Le calme d’un dimanche matin a été brisé à Agoè-Légbassito par un drame qui a plongé tout un quartier dans l’émotion. Une mère de famille a rendu son dernier souffle après avoir assisté à une scène d’une violence inouïe : l’agression de sa fille pour le vol de sa moto.
Ce qui devait être un simple retour du travail s’est transformé en cauchemar pour cette jeune femme, et en tragédie pour toute sa famille.
5 heures du matin, l’heure des ombres
Les faits se sont produits aux alentours de 5 heures. Dans l’obscurité encore épaisse de cette fin de nuit, une jeune employée rentrait chez elle après sa garde. Elle était à moto, comme chaque jour.

Mais ce matin-là, elle n’était pas seule. Des individus l’avaient repérée, suivie, attendue. Au moment le plus opportun, ils sont passés à l’acte. Ils l’ont bousculée, brutalisée, avant de s’emparer de son deux-roues. Le cri de la jeune femme a traversé le silence. Un cri qui a réveillé sa mère.
Un geste de protection qui tourne au drame
Alertée par les hurlements de sa fille, la mère s’est précipitée dehors. Elle a vu ce qu’aucune mère ne devrait jamais voir : son enfant agressée, sa moto emportée par des inconnus dans la pénombre.
Le choc a été trop violent. Sous l’effet de l’émotion et de l’effroi, elle s’est effondrée. Ses proches ont tout tenté pour la sauver, la conduisant en urgence vers un centre de santé. Mais le chemin était trop long. La vie l’avait déjà quittée.
Des agresseurs insaisissables
Les auteurs de ce double drame ont disparu dans la nature, emportant avec eux la moto de la jeune femme, une Haojue immatriculée DT 0586. Leur nombre exact, leur identité, leurs visages : tout reste à découvrir.
Les autorités devraient ouvrir une enquête.

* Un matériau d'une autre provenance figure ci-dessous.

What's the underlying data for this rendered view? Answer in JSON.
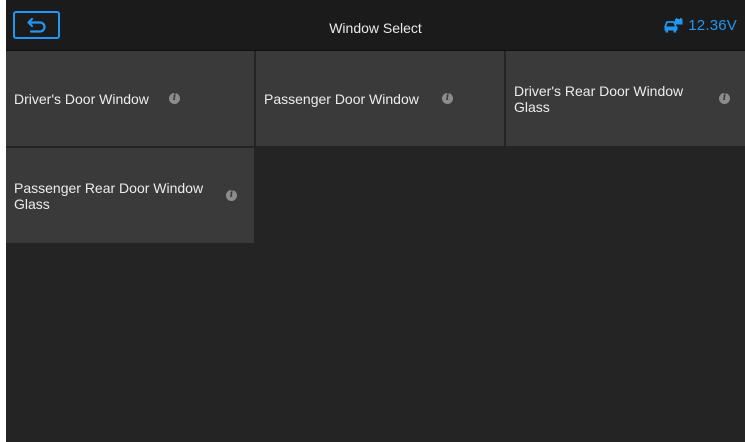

Dans l’attente, la famille lance un appel désespéré à la population. Toute personne ayant vu cette moto ou ayant des informations est priée de contacter le +228 91 08 93 26. Une récompense est promise.
Agoè-Légbassito, un quartier qui tremble
Ce n’est pas la première fois qu’Agoè-Légbassito est frappé par l’insécurité. En février dernier, deux hommes armés de machettes y avaient été interpellés alors qu’ils préparaient un braquage. Les habitants vivent avec cette peur au ventre. Les motocyclistes, en particulier, sont des cibles privilégiées. Mais cette fois, c’est une famille entière qui est brisée.
Une mort absurde, une colère légitime
Une mère est morte parce qu’elle a voulu protéger sa fille. Une vie s’est éteinte sous le choc d’une violence gratuite. Les agresseurs, eux, courent toujours.
Les autorités sont attendues. La population aussi, pour faire preuve de solidarité et d’engagement. Parce que ces crimes ne doivent pas rester impunis. Et parce que chaque citoyen a le droit de rentrer chez lui sans craindre pour sa vie.